Ghanaian politician (1955–2022)

Richard Akuoko Adiyiah (20 February 1955 – 30 September 2022) was a Ghanaian politician. He was a member of parliament of the 5th parliament of the 4th republic.

== Early life and education ==
Adiyiah was born on 20 February 1955. He hailed from Dwaaho in the Ashanti Region, Ghana. He had his secondary education at Opoku Ware School and also held a master's degree in Public Administration from Kennedy School of Government of Harvard University. He also attended Yale School of Management in New Haven.

== Career ==
Adiyiah was a Finance Officer. He was the Chief Finance Officer of the United Nations Observer Mission in Georgia (UNOMIG). He later served as Financial Controller of GIHOC Distilleries Company Limited.

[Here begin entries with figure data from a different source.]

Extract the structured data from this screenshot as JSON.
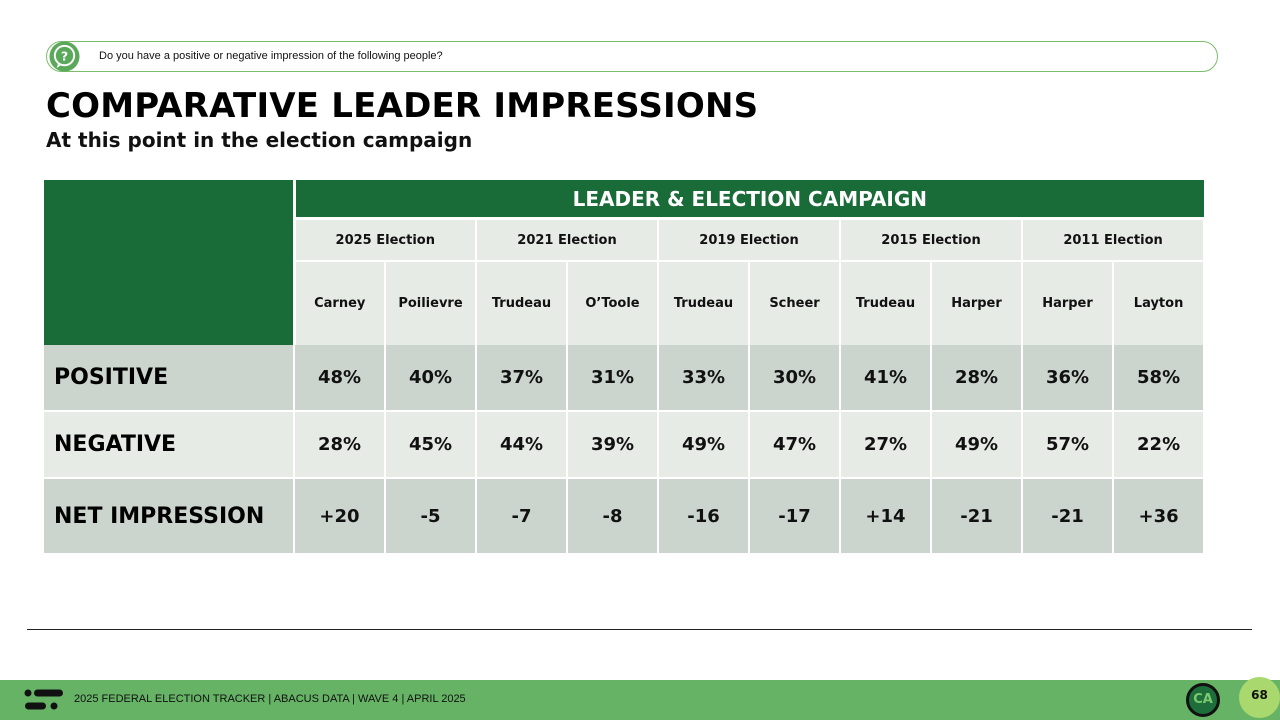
{
  "question": {
    "icon": "question-mark-icon",
    "text": "Do you have a positive or negative impression of the following people?"
  },
  "title": "COMPARATIVE LEADER IMPRESSIONS",
  "subtitle": "At this point in the election campaign",
  "table": {
    "group_header": "LEADER & ELECTION CAMPAIGN",
    "elections": [
      "2025 Election",
      "2021 Election",
      "2019 Election",
      "2015 Election",
      "2011 Election"
    ],
    "leaders": [
      "Carney",
      "Poilievre",
      "Trudeau",
      "O’Toole",
      "Trudeau",
      "Scheer",
      "Trudeau",
      "Harper",
      "Harper",
      "Layton"
    ],
    "rows": [
      {
        "label": "POSITIVE",
        "values": [
          "48%",
          "40%",
          "37%",
          "31%",
          "33%",
          "30%",
          "41%",
          "28%",
          "36%",
          "58%"
        ]
      },
      {
        "label": "NEGATIVE",
        "values": [
          "28%",
          "45%",
          "44%",
          "39%",
          "49%",
          "47%",
          "27%",
          "49%",
          "57%",
          "22%"
        ]
      },
      {
        "label": "NET IMPRESSION",
        "values": [
          "+20",
          "-5",
          "-7",
          "-8",
          "-16",
          "-17",
          "+14",
          "-21",
          "-21",
          "+36"
        ]
      }
    ]
  },
  "footer": {
    "text": "2025 FEDERAL ELECTION TRACKER  |  ABACUS DATA  |  WAVE 4  |  APRIL 2025",
    "badge": "CA",
    "page_number": "68"
  },
  "colors": {
    "header_green": "#196b38",
    "footer_green": "#66b366",
    "accent_light_green": "#a9d86e",
    "row_dark": "#cbd5ce",
    "row_light": "#e6ebe5"
  }
}
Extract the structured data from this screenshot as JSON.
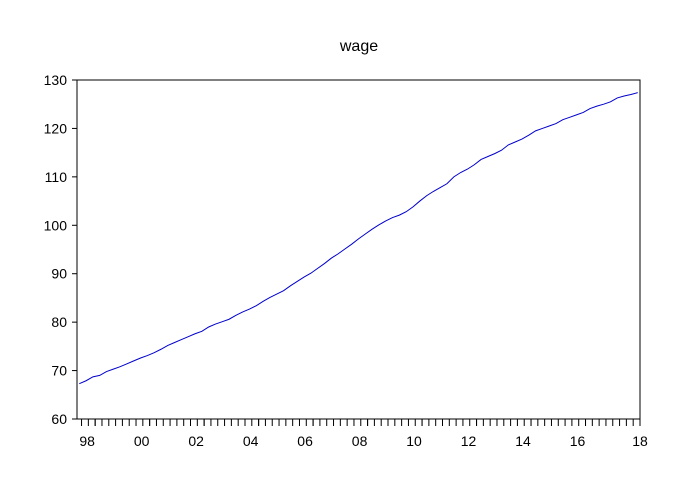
{
  "chart_data": {
    "type": "line",
    "title": "wage",
    "xlabel": "",
    "ylabel": "",
    "ylim": [
      60,
      130
    ],
    "xlim": [
      "1997-05",
      "2018-01"
    ],
    "y_ticks": [
      60,
      70,
      80,
      90,
      100,
      110,
      120,
      130
    ],
    "x_ticks": [
      {
        "label": "98",
        "date": "1998-01"
      },
      {
        "label": "00",
        "date": "2000-01"
      },
      {
        "label": "02",
        "date": "2002-01"
      },
      {
        "label": "04",
        "date": "2004-01"
      },
      {
        "label": "06",
        "date": "2006-01"
      },
      {
        "label": "08",
        "date": "2008-01"
      },
      {
        "label": "10",
        "date": "2010-01"
      },
      {
        "label": "12",
        "date": "2012-01"
      },
      {
        "label": "14",
        "date": "2014-01"
      },
      {
        "label": "16",
        "date": "2016-01"
      },
      {
        "label": "18",
        "date": "2018-01"
      }
    ],
    "grid": false,
    "line_color": "#0000cc",
    "series": [
      {
        "x": [
          "1997-06",
          "1997-09",
          "1997-12",
          "1998-03",
          "1998-06",
          "1998-09",
          "1998-12",
          "1999-03",
          "1999-06",
          "1999-09",
          "1999-12",
          "2000-03",
          "2000-06",
          "2000-09",
          "2000-12",
          "2001-03",
          "2001-06",
          "2001-09",
          "2001-12",
          "2002-03",
          "2002-06",
          "2002-09",
          "2002-12",
          "2003-03",
          "2003-06",
          "2003-09",
          "2003-12",
          "2004-03",
          "2004-06",
          "2004-09",
          "2004-12",
          "2005-03",
          "2005-06",
          "2005-09",
          "2005-12",
          "2006-03",
          "2006-06",
          "2006-09",
          "2006-12",
          "2007-03",
          "2007-06",
          "2007-09",
          "2007-12",
          "2008-03",
          "2008-06",
          "2008-09",
          "2008-12",
          "2009-03",
          "2009-06",
          "2009-09",
          "2009-12",
          "2010-03",
          "2010-06",
          "2010-09",
          "2010-12",
          "2011-03",
          "2011-06",
          "2011-09",
          "2011-12",
          "2012-03",
          "2012-06",
          "2012-09",
          "2012-12",
          "2013-03",
          "2013-06",
          "2013-09",
          "2013-12",
          "2014-03",
          "2014-06",
          "2014-09",
          "2014-12",
          "2015-03",
          "2015-06",
          "2015-09",
          "2015-12",
          "2016-03",
          "2016-06",
          "2016-09",
          "2016-12",
          "2017-03",
          "2017-06",
          "2017-09",
          "2017-12"
        ],
        "values": [
          67.3,
          67.9,
          68.7,
          69.0,
          69.8,
          70.3,
          70.8,
          71.4,
          72.0,
          72.6,
          73.1,
          73.7,
          74.4,
          75.2,
          75.8,
          76.4,
          77.0,
          77.6,
          78.1,
          79.0,
          79.6,
          80.1,
          80.6,
          81.4,
          82.1,
          82.7,
          83.4,
          84.3,
          85.1,
          85.8,
          86.5,
          87.5,
          88.4,
          89.3,
          90.1,
          91.1,
          92.1,
          93.2,
          94.1,
          95.1,
          96.1,
          97.2,
          98.2,
          99.2,
          100.1,
          100.9,
          101.6,
          102.1,
          102.8,
          103.8,
          105.0,
          106.1,
          107.0,
          107.8,
          108.6,
          110.0,
          110.9,
          111.6,
          112.5,
          113.6,
          114.2,
          114.8,
          115.5,
          116.6,
          117.2,
          117.8,
          118.6,
          119.5,
          120.0,
          120.5,
          121.0,
          121.8,
          122.3,
          122.8,
          123.3,
          124.1,
          124.6,
          125.0,
          125.5,
          126.3,
          126.7,
          127.0,
          127.4
        ]
      }
    ]
  }
}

He was appointed chief executive officer of Produce Buying Company.

== Politics ==
Adiyiah was a member of the New Patriotic Party. In December 2008, he contested the 2008 Ghanaian general election and won. He won the Ahafo Ano North seat by polling 16,080 votes out of a total of 31,196 votes. He was a member of parliament for the Ahafo Ano North seat from 2008 to 2012.

== Personal life and death ==
Adiyiah was married with four children. He was a Christian and a member of Light House Church International.

Adiyiah died at his residence on 30 September 2022, at the age of 67.